Hay un momento en que, si los ángeles pudieran burlarse,
estallaría en el cielo una solemne carcajada por la insensatez en la que
incurren los poderosos, los sensatos, los cultivados, ¡precisamente cuando se
vuelven impíos!
Esta reflexión de Romano Guardini viene al pelo
cuando acabo de leer algo sobre las sátiras de Mark Twain contra la
religión, en un panfleto reseñado hace años por Luis Alberto de Cuenca,
en el ABC. Como de costumbre, LAC se muestra entusiasmado con su
reseñado (todavía estoy por leerle una crítica negativa), pero yo no pude menos
de pensar que casi todos los argumentos contra la religión, por inteligentes
que sean los que las hacen, superan en poco a aquel pariente mío que decía que,
si Dios estaba en todas partes, ¿también estaba en la mierda?
En realidad, el que arremete de modo tan grosero contra la
religión suele hablar bajo el influjo de las pasiones, sobre todo de una. Mark
Twain lo demuestra cuando arguye que los hombres están locos por inventar
un paraíso del que esté ausente la actividad sexual: como si a un tipo perdido
en el desierto, dice, se la apareciera un genio que le ofreciera todo menos una
cosa, y el tío excluyera precisamente el agua. ¿Ven a lo que me refiero?

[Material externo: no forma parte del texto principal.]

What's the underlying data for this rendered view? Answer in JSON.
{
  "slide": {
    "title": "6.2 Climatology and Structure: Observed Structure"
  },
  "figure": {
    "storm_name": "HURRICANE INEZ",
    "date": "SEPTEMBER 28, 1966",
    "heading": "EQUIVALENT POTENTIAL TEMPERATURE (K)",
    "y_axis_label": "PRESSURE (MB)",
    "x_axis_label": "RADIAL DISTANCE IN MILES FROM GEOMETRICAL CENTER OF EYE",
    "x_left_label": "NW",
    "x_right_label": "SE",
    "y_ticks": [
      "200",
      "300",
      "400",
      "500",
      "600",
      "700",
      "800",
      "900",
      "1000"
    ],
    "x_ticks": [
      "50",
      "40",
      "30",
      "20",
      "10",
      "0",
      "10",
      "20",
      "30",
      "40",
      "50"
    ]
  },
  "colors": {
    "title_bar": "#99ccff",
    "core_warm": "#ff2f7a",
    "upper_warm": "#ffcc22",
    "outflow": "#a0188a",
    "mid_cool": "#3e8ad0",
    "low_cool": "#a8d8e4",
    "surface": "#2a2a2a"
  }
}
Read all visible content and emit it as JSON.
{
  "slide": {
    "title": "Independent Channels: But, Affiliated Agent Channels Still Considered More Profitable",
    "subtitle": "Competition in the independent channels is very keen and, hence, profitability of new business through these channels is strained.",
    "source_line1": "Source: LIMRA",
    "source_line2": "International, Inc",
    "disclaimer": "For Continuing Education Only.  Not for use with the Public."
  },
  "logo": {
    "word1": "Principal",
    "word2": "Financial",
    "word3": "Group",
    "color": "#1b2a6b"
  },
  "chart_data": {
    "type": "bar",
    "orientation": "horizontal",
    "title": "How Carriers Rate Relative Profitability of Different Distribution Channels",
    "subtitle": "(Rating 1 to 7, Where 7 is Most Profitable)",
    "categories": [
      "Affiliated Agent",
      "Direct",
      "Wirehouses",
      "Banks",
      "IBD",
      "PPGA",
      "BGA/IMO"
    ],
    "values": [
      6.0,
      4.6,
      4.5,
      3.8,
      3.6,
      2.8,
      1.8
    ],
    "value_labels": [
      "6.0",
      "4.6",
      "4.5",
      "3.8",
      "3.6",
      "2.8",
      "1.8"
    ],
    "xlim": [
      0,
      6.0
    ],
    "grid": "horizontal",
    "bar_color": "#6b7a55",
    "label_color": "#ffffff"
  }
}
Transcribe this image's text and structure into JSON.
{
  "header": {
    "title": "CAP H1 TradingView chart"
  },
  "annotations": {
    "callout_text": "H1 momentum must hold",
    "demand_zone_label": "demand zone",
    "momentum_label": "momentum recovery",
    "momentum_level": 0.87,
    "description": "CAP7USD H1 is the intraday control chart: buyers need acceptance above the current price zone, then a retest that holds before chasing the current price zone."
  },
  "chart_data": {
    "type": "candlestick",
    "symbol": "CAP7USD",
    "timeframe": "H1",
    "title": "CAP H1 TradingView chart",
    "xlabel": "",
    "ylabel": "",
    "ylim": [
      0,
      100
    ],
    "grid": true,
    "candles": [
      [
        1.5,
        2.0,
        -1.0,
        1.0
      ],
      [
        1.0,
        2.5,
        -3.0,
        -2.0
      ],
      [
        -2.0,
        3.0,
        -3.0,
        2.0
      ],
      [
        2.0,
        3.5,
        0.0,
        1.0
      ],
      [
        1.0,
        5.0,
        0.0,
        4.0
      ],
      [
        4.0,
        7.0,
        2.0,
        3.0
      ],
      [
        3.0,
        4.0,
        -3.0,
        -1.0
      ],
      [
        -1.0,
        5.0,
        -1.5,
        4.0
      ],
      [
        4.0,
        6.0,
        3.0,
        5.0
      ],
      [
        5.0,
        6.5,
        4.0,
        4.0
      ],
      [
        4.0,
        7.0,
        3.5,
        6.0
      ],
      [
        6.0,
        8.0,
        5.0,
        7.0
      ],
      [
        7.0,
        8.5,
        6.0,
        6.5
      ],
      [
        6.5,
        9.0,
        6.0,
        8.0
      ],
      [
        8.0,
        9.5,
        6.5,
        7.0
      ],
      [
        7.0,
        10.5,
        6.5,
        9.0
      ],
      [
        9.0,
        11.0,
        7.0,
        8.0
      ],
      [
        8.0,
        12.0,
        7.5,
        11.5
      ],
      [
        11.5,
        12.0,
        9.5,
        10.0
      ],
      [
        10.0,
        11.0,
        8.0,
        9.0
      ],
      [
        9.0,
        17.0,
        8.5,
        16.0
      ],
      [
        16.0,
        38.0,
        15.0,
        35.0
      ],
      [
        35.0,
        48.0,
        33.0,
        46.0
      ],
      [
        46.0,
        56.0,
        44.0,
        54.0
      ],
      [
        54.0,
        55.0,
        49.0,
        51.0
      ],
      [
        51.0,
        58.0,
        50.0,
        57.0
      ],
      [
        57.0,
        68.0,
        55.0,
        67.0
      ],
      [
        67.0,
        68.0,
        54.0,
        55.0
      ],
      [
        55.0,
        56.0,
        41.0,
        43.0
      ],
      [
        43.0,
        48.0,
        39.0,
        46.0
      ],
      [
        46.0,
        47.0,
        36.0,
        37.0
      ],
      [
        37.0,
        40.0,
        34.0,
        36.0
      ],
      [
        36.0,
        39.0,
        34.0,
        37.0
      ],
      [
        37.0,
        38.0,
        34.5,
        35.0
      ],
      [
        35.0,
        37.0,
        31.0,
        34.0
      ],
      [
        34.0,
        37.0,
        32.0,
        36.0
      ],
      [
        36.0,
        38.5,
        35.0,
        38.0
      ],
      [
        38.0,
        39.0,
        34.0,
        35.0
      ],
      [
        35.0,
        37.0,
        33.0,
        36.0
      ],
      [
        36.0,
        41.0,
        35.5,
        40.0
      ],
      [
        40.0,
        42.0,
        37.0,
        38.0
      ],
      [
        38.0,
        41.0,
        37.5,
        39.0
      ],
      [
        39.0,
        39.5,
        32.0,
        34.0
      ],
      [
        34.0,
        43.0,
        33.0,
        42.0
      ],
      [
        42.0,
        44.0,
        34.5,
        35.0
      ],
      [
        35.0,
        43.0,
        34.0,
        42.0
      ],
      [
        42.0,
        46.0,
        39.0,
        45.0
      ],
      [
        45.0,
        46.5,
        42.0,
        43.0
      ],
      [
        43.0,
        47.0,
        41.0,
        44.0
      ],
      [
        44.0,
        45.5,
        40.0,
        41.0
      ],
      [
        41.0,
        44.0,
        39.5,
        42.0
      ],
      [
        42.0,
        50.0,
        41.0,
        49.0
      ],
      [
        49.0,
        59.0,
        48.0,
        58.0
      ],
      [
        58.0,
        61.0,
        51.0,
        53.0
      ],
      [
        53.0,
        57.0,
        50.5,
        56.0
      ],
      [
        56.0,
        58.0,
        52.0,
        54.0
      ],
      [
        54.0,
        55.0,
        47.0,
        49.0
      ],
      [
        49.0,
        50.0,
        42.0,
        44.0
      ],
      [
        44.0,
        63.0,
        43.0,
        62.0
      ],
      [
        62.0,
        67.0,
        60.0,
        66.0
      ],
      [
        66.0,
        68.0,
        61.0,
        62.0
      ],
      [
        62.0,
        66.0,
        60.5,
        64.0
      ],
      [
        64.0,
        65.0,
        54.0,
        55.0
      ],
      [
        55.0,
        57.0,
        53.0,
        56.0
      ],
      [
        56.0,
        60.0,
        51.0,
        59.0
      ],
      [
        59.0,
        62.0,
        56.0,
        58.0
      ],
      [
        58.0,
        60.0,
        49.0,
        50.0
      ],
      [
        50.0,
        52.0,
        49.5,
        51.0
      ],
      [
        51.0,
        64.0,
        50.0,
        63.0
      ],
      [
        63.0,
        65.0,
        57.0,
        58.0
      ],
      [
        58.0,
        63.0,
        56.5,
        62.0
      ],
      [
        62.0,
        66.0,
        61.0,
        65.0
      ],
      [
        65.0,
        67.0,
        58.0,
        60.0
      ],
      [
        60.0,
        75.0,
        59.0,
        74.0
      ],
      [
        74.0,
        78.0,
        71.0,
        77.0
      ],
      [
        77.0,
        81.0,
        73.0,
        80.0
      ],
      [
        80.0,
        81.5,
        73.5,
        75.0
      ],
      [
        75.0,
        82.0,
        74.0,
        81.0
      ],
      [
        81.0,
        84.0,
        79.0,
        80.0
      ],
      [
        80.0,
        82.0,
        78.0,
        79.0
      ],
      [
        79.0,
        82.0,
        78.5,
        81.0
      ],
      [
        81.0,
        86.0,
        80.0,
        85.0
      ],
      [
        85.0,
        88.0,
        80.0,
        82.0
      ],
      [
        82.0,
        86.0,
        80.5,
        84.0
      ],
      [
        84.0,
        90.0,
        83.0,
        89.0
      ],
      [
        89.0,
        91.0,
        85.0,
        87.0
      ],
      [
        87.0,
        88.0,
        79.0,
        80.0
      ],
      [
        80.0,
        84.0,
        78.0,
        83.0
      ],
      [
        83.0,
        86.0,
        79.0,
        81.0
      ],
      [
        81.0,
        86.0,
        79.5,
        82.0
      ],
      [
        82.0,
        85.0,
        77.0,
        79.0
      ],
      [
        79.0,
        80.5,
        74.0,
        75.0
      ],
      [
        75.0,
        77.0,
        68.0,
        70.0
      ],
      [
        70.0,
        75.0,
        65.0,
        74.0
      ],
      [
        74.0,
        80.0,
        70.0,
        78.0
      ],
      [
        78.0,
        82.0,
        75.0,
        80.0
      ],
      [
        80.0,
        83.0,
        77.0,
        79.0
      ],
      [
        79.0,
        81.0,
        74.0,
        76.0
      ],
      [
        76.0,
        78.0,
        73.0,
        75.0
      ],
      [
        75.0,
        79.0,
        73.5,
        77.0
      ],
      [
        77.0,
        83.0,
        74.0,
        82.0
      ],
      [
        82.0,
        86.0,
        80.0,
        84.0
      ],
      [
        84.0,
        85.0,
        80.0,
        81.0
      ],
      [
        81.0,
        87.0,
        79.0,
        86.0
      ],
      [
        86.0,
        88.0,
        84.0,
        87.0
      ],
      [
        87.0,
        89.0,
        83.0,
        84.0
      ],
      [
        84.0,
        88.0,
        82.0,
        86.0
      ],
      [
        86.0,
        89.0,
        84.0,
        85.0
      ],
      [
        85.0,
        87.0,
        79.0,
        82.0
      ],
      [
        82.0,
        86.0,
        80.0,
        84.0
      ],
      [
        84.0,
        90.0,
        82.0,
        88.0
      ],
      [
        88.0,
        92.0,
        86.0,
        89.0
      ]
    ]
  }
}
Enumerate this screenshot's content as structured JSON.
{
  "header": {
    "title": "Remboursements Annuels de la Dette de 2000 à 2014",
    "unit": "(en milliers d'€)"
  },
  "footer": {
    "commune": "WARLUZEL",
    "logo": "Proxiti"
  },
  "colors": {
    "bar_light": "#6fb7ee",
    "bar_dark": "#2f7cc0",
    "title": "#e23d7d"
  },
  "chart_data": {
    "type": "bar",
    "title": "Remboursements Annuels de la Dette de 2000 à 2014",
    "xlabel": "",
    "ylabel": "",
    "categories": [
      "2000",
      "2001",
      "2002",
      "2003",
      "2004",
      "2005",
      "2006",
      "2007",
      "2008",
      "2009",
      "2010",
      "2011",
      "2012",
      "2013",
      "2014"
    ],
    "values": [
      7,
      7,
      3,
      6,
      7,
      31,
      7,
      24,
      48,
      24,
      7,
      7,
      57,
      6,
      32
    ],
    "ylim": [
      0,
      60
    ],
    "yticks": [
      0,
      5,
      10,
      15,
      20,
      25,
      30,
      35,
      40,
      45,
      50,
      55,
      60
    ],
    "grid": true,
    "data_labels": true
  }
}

Y sin embargo, los paraísos inventados por los hombres son
los que de hecho están habitados por valquirias y huríes. Que el asuntillo
sexual esté ausente del paraíso cristiano (porque va infinitamente más allá de
nuestras pobres expectativas) no deja de ser una prueba de su carácter
revelado, es decir, de su verdad. Pero anda.